First, I must admit my own ignorance when it comes to much of Millay's work. I think I was surprised by how well-known she was in her day. I took advanced English courses in high school, studied English quite a bit in college, and yet my knowledge of her was so very limited, and the same went for my English nerd friends who I brought her up to. This either reflects poorly on the school systems, the way that fame of women is regarded, the way that poetry is regarded, or all three.

As with so many people who show promise so young - when she wrote her first acclaimed poem she was but a teenager - she was quickly thrust under the spotlight and cherished each moment it was on her. She led a very dramatic and alluring life, and as usually goes, it ended sadly and more quickly than it should've.

I've read some reviews complaining about how much the book focuses on her lovers, but I think each is very telling about Millay, particularly Ferdinand Earle, Arthur Ficke, Edmund Wilson and, of course, Eugen Boissevain. I was actually most interested in her relationship with Boissevain, as a result of the portrayal of her love life. It seemed like no one would ever be able to make her commit in anyway, so you grew curious about what it was that Boissevain had/did that the others didn't.
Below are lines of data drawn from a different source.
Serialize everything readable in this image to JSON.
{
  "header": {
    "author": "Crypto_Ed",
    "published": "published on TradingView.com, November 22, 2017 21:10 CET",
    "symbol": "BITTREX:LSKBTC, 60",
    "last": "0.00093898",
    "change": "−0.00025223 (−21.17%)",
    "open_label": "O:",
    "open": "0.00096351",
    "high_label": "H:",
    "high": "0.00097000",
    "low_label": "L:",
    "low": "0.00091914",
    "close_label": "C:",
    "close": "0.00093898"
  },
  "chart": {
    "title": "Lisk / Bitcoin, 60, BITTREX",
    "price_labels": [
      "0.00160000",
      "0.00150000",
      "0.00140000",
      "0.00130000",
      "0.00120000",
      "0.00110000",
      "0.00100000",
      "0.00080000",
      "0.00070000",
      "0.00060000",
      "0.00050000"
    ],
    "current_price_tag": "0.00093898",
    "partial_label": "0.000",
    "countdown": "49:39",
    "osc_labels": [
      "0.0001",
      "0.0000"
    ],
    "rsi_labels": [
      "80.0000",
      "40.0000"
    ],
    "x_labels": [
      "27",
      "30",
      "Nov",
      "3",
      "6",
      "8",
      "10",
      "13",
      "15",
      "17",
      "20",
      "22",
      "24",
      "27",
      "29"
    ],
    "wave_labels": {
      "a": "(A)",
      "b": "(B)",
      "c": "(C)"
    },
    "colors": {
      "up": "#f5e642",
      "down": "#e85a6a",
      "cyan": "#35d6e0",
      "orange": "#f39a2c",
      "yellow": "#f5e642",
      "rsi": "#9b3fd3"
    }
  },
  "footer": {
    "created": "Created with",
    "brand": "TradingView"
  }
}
I ended up breezing through reading about the "juicy" parts out of curiosity for what it was that thrust her into domestic life.

What he did was mother her - which made sense, considering Millay's relationship with her mother. Millay had an incredibly close - and odd - relationship with her mother, and it seemed as though there was no other woman that Millay was ever so close to, including her sisters, both of whom she also had very strange relationships with.

Getting back to Boissevain, their relationship was incredibly fascinating. For example, while Millay was addicted to morphine, Boissevain began taking the drug, as well, so that he could understand what she was going through. When she quit, he quit. When he was dealing with his lung cancer and had difficulties breathing, she mimicked this, trying to understand his pain. If that's not love, I don't know what is.

I do agree with the people who wanted more poetry in the book - but the book is so good, if you don't own any of her poetry, you won't have any problem in going out and buying one. Milford does do a good job of illuminating Millay's creative process, though, and I think that's more important in the context of this biography.

I found all too many similarities between myself and Millay, which made it an interesting read, but I think any young, ambitious writer will see a bit of themselves in her... which is probably why my Grandmother had the smarts to give it to me.

All in all, a fascinating read, even for someone who was rather unfamiliar with Millay's work. I have a strong appreciation for who she is, and I think this was a nice introduction. Like any long non-fiction book, it can take quite a bit of time to read through, and it has its sluggish moments - I'm a fast reader and it took me about a month and a half - but it's worth reading, all the same.

Note: I'm still thinking about this, even weeks later, so it gets bumped up to five stars.